# Excitable medium

An excitable medium is a nonlinear dynamical system which has the capacity to propagate a wave of some description, and which cannot support the passing of another wave until a certain amount of time has passed (known as the refractory time).

A forest is an example of an excitable medium: if a wildfire burns through the forest, no fire can return to a burnt spot until the vegetation has gone through its refractory period and regrown. In chemistry, oscillating reactions are excitable media, for example the Belousov–Zhabotinsky reaction and the Briggs–Rauscher reaction. Pathological activities in the heart and brain can be modelled as excitable media. A group of spectators at a sporting event are an excitable medium, as can be observed in a Mexican wave (so-called from its initial appearance in the 1986 World Cup in Mexico).

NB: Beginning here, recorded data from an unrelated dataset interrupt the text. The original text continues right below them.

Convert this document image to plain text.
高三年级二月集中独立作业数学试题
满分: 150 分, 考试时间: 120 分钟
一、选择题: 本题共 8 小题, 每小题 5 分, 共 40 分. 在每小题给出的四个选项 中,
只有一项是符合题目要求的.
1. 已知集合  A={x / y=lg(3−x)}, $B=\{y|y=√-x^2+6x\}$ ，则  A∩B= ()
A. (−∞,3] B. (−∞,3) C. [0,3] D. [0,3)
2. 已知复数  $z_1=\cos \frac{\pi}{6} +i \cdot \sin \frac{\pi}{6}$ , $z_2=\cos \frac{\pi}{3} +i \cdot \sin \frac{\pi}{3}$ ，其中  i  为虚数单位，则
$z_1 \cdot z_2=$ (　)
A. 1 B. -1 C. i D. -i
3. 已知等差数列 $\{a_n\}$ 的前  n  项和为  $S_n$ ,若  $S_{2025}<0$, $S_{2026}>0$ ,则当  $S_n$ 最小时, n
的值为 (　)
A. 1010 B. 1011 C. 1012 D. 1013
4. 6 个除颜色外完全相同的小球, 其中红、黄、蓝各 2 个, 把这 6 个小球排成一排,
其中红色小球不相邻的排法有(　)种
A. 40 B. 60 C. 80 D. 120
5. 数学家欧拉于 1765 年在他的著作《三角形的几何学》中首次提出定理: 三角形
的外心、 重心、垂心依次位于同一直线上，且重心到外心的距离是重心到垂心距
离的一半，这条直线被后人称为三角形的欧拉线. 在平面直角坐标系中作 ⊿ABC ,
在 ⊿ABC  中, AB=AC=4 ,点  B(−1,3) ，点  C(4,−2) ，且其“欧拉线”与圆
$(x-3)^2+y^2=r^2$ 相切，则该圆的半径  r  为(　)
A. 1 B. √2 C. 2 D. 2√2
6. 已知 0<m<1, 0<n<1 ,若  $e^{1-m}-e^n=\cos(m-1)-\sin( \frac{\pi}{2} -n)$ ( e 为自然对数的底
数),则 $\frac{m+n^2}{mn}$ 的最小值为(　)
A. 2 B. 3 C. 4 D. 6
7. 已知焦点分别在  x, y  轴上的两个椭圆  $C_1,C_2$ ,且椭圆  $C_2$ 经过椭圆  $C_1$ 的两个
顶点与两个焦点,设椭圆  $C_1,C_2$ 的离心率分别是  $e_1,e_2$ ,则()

## Modelling excitable media

Excitable media can be modelled using both partial differential equations and cellular automata.

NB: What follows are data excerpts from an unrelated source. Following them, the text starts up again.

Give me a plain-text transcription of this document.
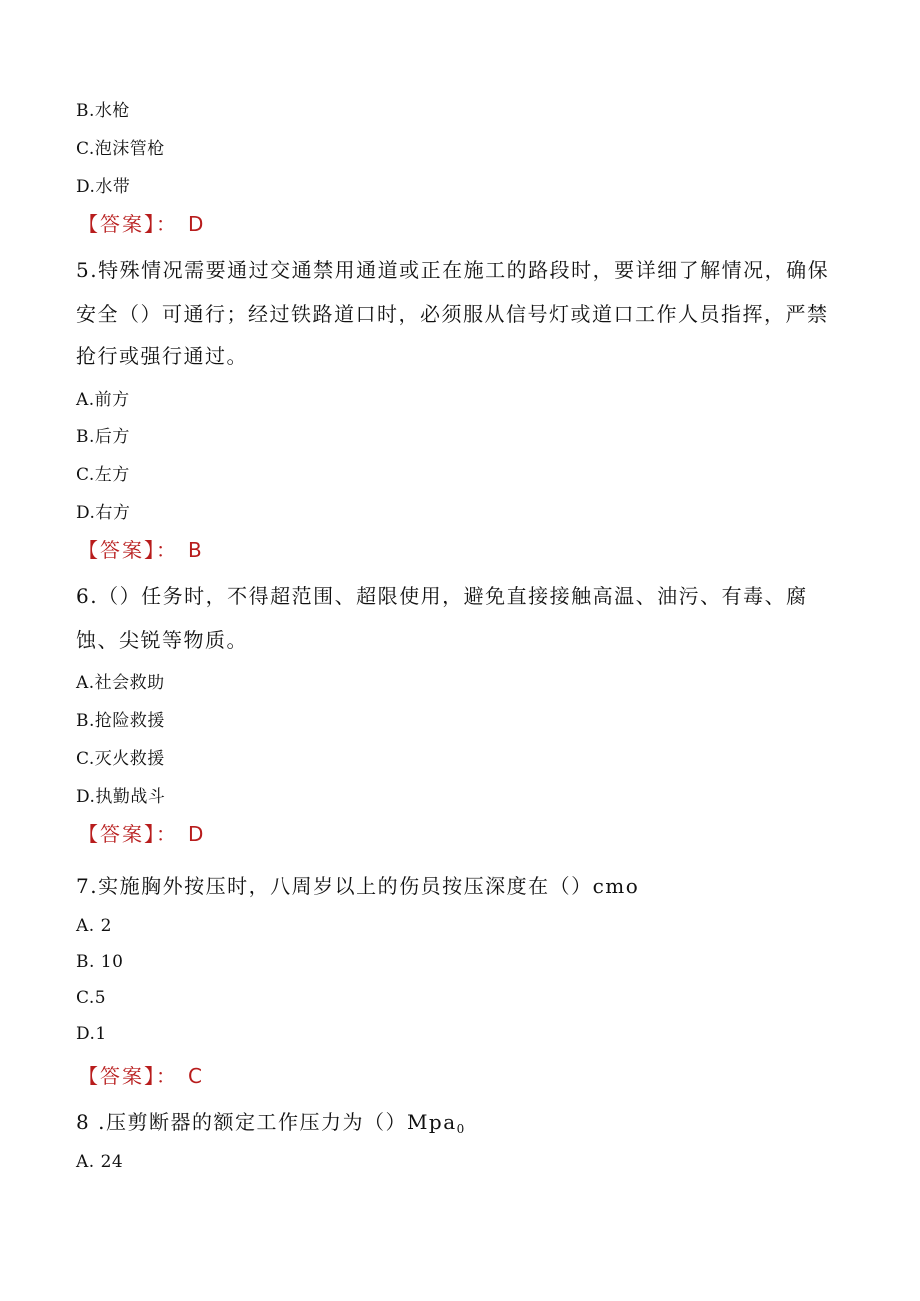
B.水枪
C.泡沫管枪
D.水带
【答案】： D
5.特殊情况需要通过交通禁用通道或正在施工的路段时，要详细了解情况，确保
安全（）可通行；经过铁路道口时，必须服从信号灯或道口工作人员指挥，严禁
抢行或强行通过。
A.前方
B.后方
C.左方
D.右方
【答案】： B
6.（）任务时，不得超范围、超限使用，避免直接接触高温、油污、有毒、腐
蚀、尖锐等物质。
A.社会救助
B.抢险救援
C.灭火救援
D.执勤战斗
【答案】： D
7.实施胸外按压时，八周岁以上的伤员按压深度在（）cmo
A. 2
B. 10
C.5
D.1
【答案】： C
8 .压剪断器的额定工作压力为（）Mpa$_0$
A. 24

### With cellular automata

Cellular automata provide a simple model to aid in the understanding of excitable media. Perhaps the simplest such model is in.[1] See Greenberg-Hastings cellular automaton for this model.

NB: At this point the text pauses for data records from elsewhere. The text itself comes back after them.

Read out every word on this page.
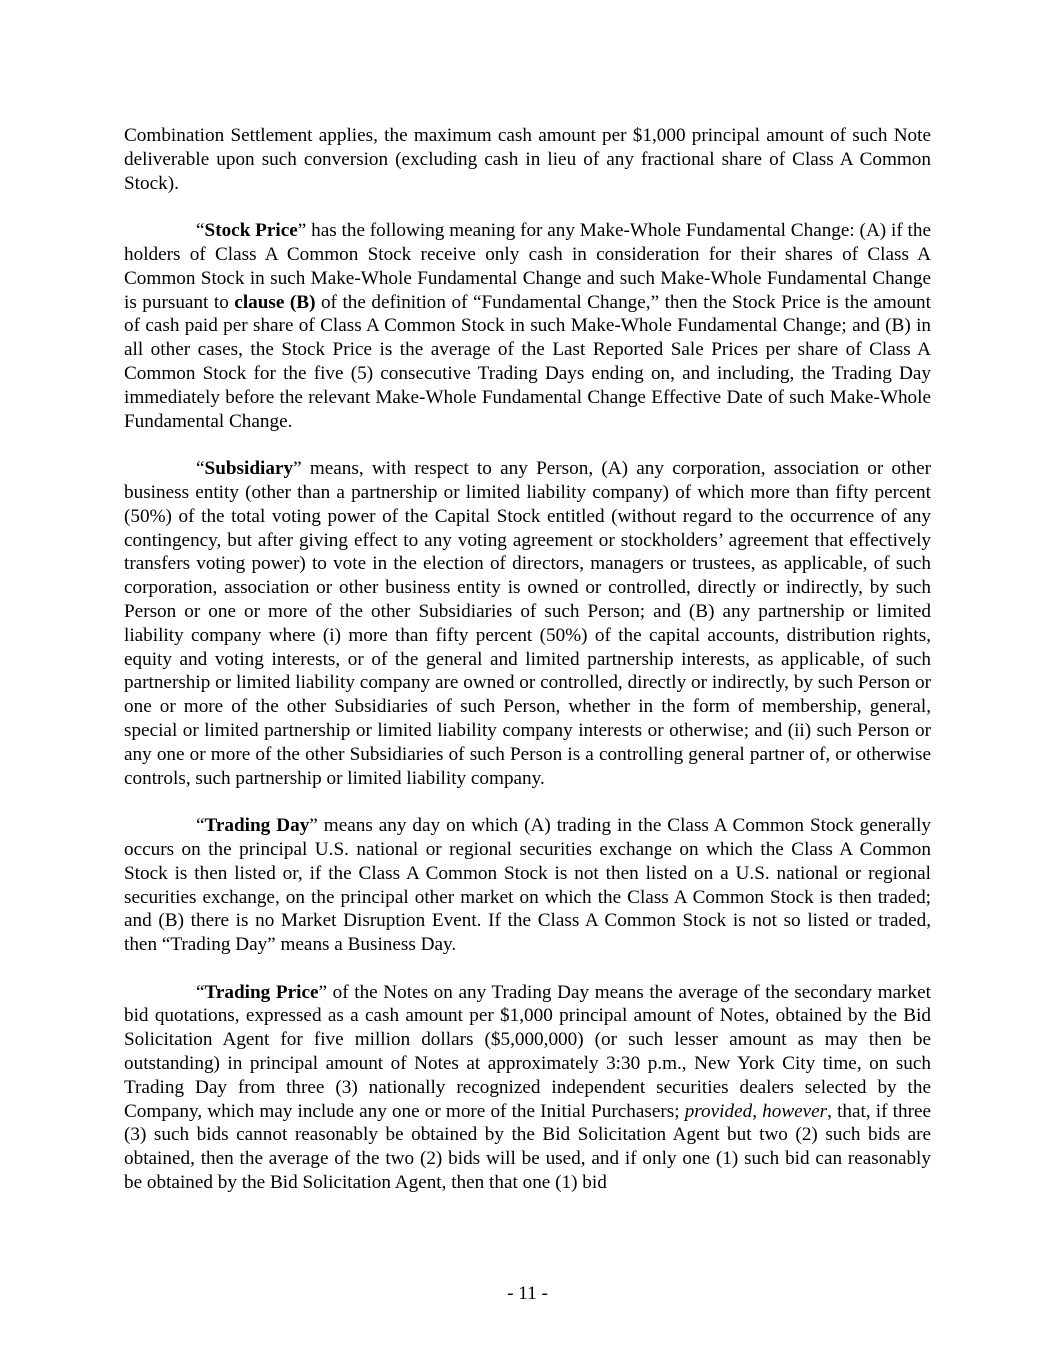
Combination Settlement applies, the maximum cash amount per $1,000 principal amount of such Note deliverable upon such conversion (excluding cash in lieu of any fractional share of Class A Common Stock).

“Stock Price” has the following meaning for any Make-Whole Fundamental Change: (A) if the holders of Class A Common Stock receive only cash in consideration for their shares of Class A Common Stock in such Make-Whole Fundamental Change and such Make-Whole Fundamental Change is pursuant to clause (B) of the definition of “Fundamental Change,” then the Stock Price is the amount of cash paid per share of Class A Common Stock in such Make-Whole Fundamental Change; and (B) in all other cases, the Stock Price is the average of the Last Reported Sale Prices per share of Class A Common Stock for the five (5) consecutive Trading Days ending on, and including, the Trading Day immediately before the relevant Make-Whole Fundamental Change Effective Date of such Make-Whole Fundamental Change.

“Subsidiary” means, with respect to any Person, (A) any corporation, association or other business entity (other than a partnership or limited liability company) of which more than fifty percent (50%) of the total voting power of the Capital Stock entitled (without regard to the occurrence of any contingency, but after giving effect to any voting agreement or stockholders’ agreement that effectively transfers voting power) to vote in the election of directors, managers or trustees, as applicable, of such corporation, association or other business entity is owned or controlled, directly or indirectly, by such Person or one or more of the other Subsidiaries of such Person; and (B) any partnership or limited liability company where (i) more than fifty percent (50%) of the capital accounts, distribution rights, equity and voting interests, or of the general and limited partnership interests, as applicable, of such partnership or limited liability company are owned or controlled, directly or indirectly, by such Person or one or more of the other Subsidiaries of such Person, whether in the form of membership, general, special or limited partnership or limited liability company interests or otherwise; and (ii) such Person or any one or more of the other Subsidiaries of such Person is a controlling general partner of, or otherwise controls, such partnership or limited liability company.

“Trading Day” means any day on which (A) trading in the Class A Common Stock generally occurs on the principal U.S. national or regional securities exchange on which the Class A Common Stock is then listed or, if the Class A Common Stock is not then listed on a U.S. national or regional securities exchange, on the principal other market on which the Class A Common Stock is then traded; and (B) there is no Market Disruption Event. If the Class A Common Stock is not so listed or traded, then “Trading Day” means a Business Day.

“Trading Price” of the Notes on any Trading Day means the average of the secondary market bid quotations, expressed as a cash amount per $1,000 principal amount of Notes, obtained by the Bid Solicitation Agent for five million dollars ($5,000,000) (or such lesser amount as may then be outstanding) in principal amount of Notes at approximately 3:30 p.m., New York City time, on such Trading Day from three (3) nationally recognized independent securities dealers selected by the Company, which may include any one or more of the Initial Purchasers; provided, however, that, if three (3) such bids cannot reasonably be obtained by the Bid Solicitation Agent but two (2) such bids are obtained, then the average of the two (2) bids will be used, and if only one (1) such bid can reasonably be obtained by the Bid Solicitation Agent, then that one (1) bid

- 11 -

Each cell of the automaton is made to represent some section of the medium being modelled (for example, a patch of trees in a forest, or a segment of heart tissue). Each cell can be in one of the three following states:

File:ExcitableCellularAutomaton.gif
Traveling waves in a model of an excitable medium (White – Quiescent, Green – Excited, Yellow – Refractory)
• Quiescent or excitable — the cell is unexcited, but can be excited. In the forest fire example, this corresponds to the trees being unburnt.
• Excited — the cell is excited. The trees are on fire.
• Refractory — the cell has recently been excited and is temporarily not excitable. This corresponds to a patch of land where the trees have burnt and the vegetation has yet to regrow.

As in all cellular automata, the state of a particular cell in the next time step depends on the state of the cells around it—its neighbours—at the current time. In the forest fire example the simple rules given in Greenberg-Hastings cellular automaton [1] might be modified as follows:

• If a cell is quiescent, then it remains quiescent unless one or more of its neighbours is excited. In the forest fire example, this means a patch of land only burns if a neighbouring patch is on fire.
• If a cell is excited, it becomes refractory at the next iteration. After trees have finished burning, the patch of land is left barren.
• If a cell is refractory, then its remaining refractory period is lessened at the next period, until it reaches the end of the refractory period and becomes excitable once more. The trees regrow.

This function can be refined according to the particular medium. For example, the effect of wind can be added to the model of the forest fire.

## Geometries of waves

### One-dimensional waves

It is most common for a one-dimensional medium to form a closed circuit, i.e. a ring. For example, the Mexican wave can be modeled as a ring going around the stadium. If the wave moves in one direction it will eventually return to where it started. If, upon a wave's return to the origin, the original spot has gone through its refractory period, then the wave will propagate along the ring again (and will do so indefinitely). If, however, the origin is still refractory upon the wave's return, the wave will be stopped.

In the Mexican wave, for example, if for some reason, the originators of the wave are still standing upon its return it will not continue. If the originators have sat back down then the wave can, in theory, continue.

### Two-dimensional waves

Several forms of waves can be observed in a two-dimensional medium.

A spreading wave will originate at a single point in the medium and spread outwards. For example a forest fire could start from a lightning strike at the centre of a forest and spread outwards.

A spiral wave will again originate at a single point, but will spread in a spiral circuit. Spiral waves are believed to underlie phenomena such as tachycardia and fibrillation.

Spiral waves constitute one of the mechanisms of fibrillation when they organize in long-lasting reentrant activities named rotors.